At a hearing in August 2017, another witness who is a minor identified in press reports only by his initials D.B., told the court that authorities pressured him to testify against Türfent and that the testimony had not been taken in the presence of a lawyer, the press freedom group P24 reported. D.B. recanted his testimony and told the court that he did not know the defendant.

Türfent attended the hearing via teleconference, but without audio because of technical problems. Authorities denied Türfent’s requests to attend his trial hearings in person, his lawyer, Harika Günay, told CPJ in September 2017.

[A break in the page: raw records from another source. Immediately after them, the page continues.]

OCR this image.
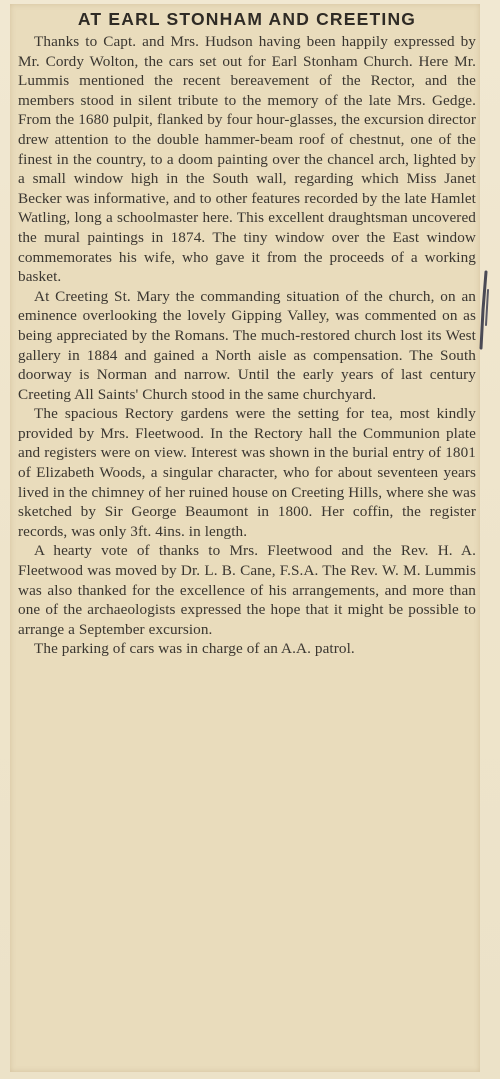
AT EARL STONHAM AND CREETING

Thanks to Capt. and Mrs. Hudson having been happily expressed by Mr. Cordy Wolton, the cars set out for Earl Stonham Church. Here Mr. Lummis mentioned the recent bereavement of the Rector, and the members stood in silent tribute to the memory of the late Mrs. Gedge. From the 1680 pulpit, flanked by four hour-glasses, the excursion director drew attention to the double hammer-beam roof of chestnut, one of the finest in the country, to a doom painting over the chancel arch, lighted by a small window high in the South wall, regarding which Miss Janet Becker was informative, and to other features recorded by the late Hamlet Watling, long a schoolmaster here. This excellent draughtsman uncovered the mural paintings in 1874. The tiny window over the East window commemorates his wife, who gave it from the proceeds of a working basket.

At Creeting St. Mary the commanding situation of the church, on an eminence overlooking the lovely Gipping Valley, was commented on as being appreciated by the Romans. The much-restored church lost its West gallery in 1884 and gained a North aisle as compensation. The South doorway is Norman and narrow. Until the early years of last century Creeting All Saints' Church stood in the same churchyard.

The spacious Rectory gardens were the setting for tea, most kindly provided by Mrs. Fleetwood. In the Rectory hall the Communion plate and registers were on view. Interest was shown in the burial entry of 1801 of Elizabeth Woods, a singular character, who for about seventeen years lived in the chimney of her ruined house on Creeting Hills, where she was sketched by Sir George Beaumont in 1800. Her coffin, the register records, was only 3ft. 4ins. in length.

A hearty vote of thanks to Mrs. Fleetwood and the Rev. H. A. Fleetwood was moved by Dr. L. B. Cane, F.S.A. The Rev. W. M. Lummis was also thanked for the excellence of his arrangements, and more than one of the archaeologists expressed the hope that it might be possible to arrange a September excursion.

The parking of cars was in charge of an A.A. patrol.
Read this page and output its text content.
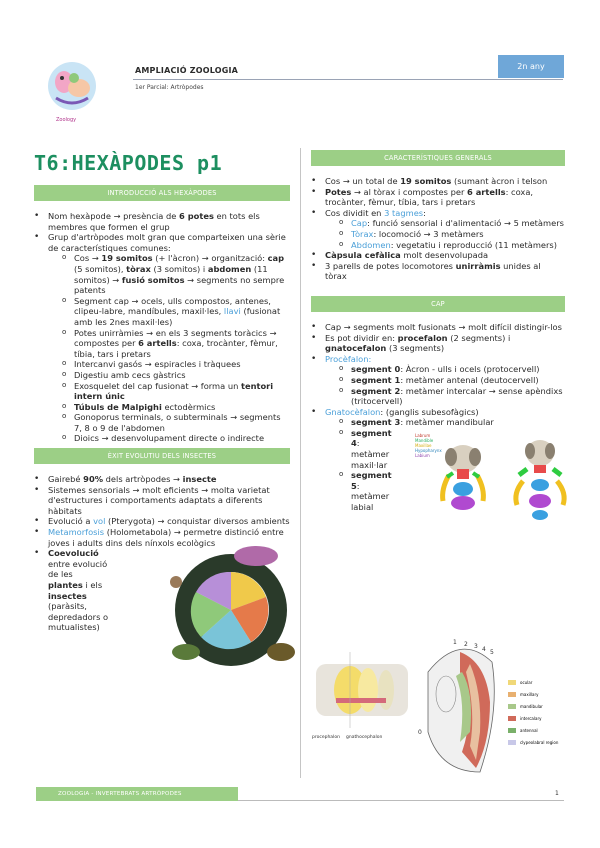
Zoology
AMPLIACIÓ ZOOLOGIA
1er Parcial: Artròpodes
2n any
T6:HEXÀPODES p1
INTRODUCCIÓ ALS HEXÀPODES
• Nom hexàpode → presència de 6 potes en tots els membres que formen el grup
• Grup d'artròpodes molt gran que comparteixen una sèrie de característiques comunes:
o Cos → 19 somitos (+ l'àcron) → organització: cap (5 somitos), tòrax (3 somitos) i abdomen (11 somitos) → fusió somitos → segments no sempre patents
o Segment cap → ocels, ulls compostos, antenes, clipeu-labre, mandíbules, maxil·les, llavi (fusionat amb les 2nes maxil·les)
o Potes unirràmies → en els 3 segments toràcics → compostes per 6 artells: coxa, trocànter, fèmur, tíbia, tars i pretars
o Intercanvi gasós → espiracles i tràquees
o Digestiu amb cecs gàstrics
o Exosquelet del cap fusionat → forma un tentori intern únic
o Túbuls de Malpighi ectodèrmics
o Gonoporus terminals, o subterminals → segments 7, 8 o 9 de l'abdomen
o Dioics → desenvolupament directe o indirecte
ÈXIT EVOLUTIU DELS INSECTES
• Gairebé 90% dels artròpodes → insecte
• Sistemes sensorials → molt eficients → molta varietat d'estructures i comportaments adaptats a diferents hàbitats
• Evolució a vol (Pterygota) → conquistar diversos ambients
• Metamorfosis (Holometabola) → permetre distinció entre joves i adults dins dels nínxols ecològics
• Coevolució entre evolució de les plantes i els insectes (paràsits, depredadors o mutualistes)
CARACTERÍSTIQUES GENERALS
• Cos → un total de 19 somitos (sumant àcron i telson
• Potes → al tòrax i compostes per 6 artells: coxa, trocànter, fèmur, tíbia, tars i pretars
• Cos dividit en 3 tagmes:
o Cap: funció sensorial i d'alimentació → 5 metàmers
o Tòrax: locomoció → 3 metàmers
o Abdomen: vegetatiu i reproducció (11 metàmers)
• Càpsula cefàlica molt desenvolupada
• 3 parells de potes locomotores unirràmis unides al tòrax
CAP
• Cap → segments molt fusionats → molt difícil distingir-los
• Es pot dividir en: procefalon (2 segments) i gnatocefalon (3 segments)
• Procèfalon:
o segment 0: Àcron - ulls i ocels (protocervell)
o segment 1: metàmer antenal (deutocervell)
o segment 2: metàmer intercalar → sense apèndixs (tritocervell)
• Gnatocèfalon: (ganglis subesofàgics)
o segment 3: metàmer mandibular
o segment 4: metàmer maxil·lar
o segment 5: metàmer labial
Labrum
Mandible
Maxillae
Hypopharynx
Labium
procephalon gnathocephalon
1 2 3 4 5
0
ocular
maxillary
mandibular
intercalary
antennal
clypeolabral region
ZOOLOGIA - INVERTEBRATS ARTRÒPODES	1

A court in Hakkari on December 15, 2017, found Türfent guilty of "being a member of a [terrorist] organization," and sentenced him to eight years and nine months in prison, according to reports. The reports cited defense lawyer Harika Karataş as saying that 19 out of 20 prosecution witnesses recanted their testimony and said that they were subjected to police threats or torture. Still, the court accepted some of the witnesses’ original testimony as evidence, the reports said.

Türfent’s lawyers told CPJ in November 2018 that after a local appeals court rejected their appeal the case was sent to the Supreme Court of Appeals. The Supreme Court of Appeals upheld the verdict on October 9, 2019, according to news reports.

The journalist’s case was taken to the Constitutional Court of Turkey on July 17, 2018, and the European Court of Human Rights on February 4, 2019, Zelal Pelin Doğan, the journalist’s lawyer, told CPJ in September 2019. In 2021, Doğan told CPJ that neither court responded to those appeals, and that Türfent had not made any court appearances. 

Türfent is detained in a maximum-security prison in Van. Doğan told CPJ that Türfent’s health is good and that his family and lawyers can visit him in prison. 

Ersalan Aktan, another of Türfent’s lawyers, told CPJ in September 2021 that Türfent had been vaccinated against COVID-19 and did not complain about mistreatment while in detention. He added that the journalist had problems accessing printed material and letters amid the pandemic, but planned to publish a poetry book soon. 

Both lawyers said Türfent will be eligible for parole in 2022. 

CPJ met with the Constitutional Court of Turkey as part of an international press freedom mission in October 2021 and highlighted Türfent’s case to its directors and rapporteurs. 

CPJ emailed the Turkish Ministry of Justice in October 2021 for comment, but did not receive any reply.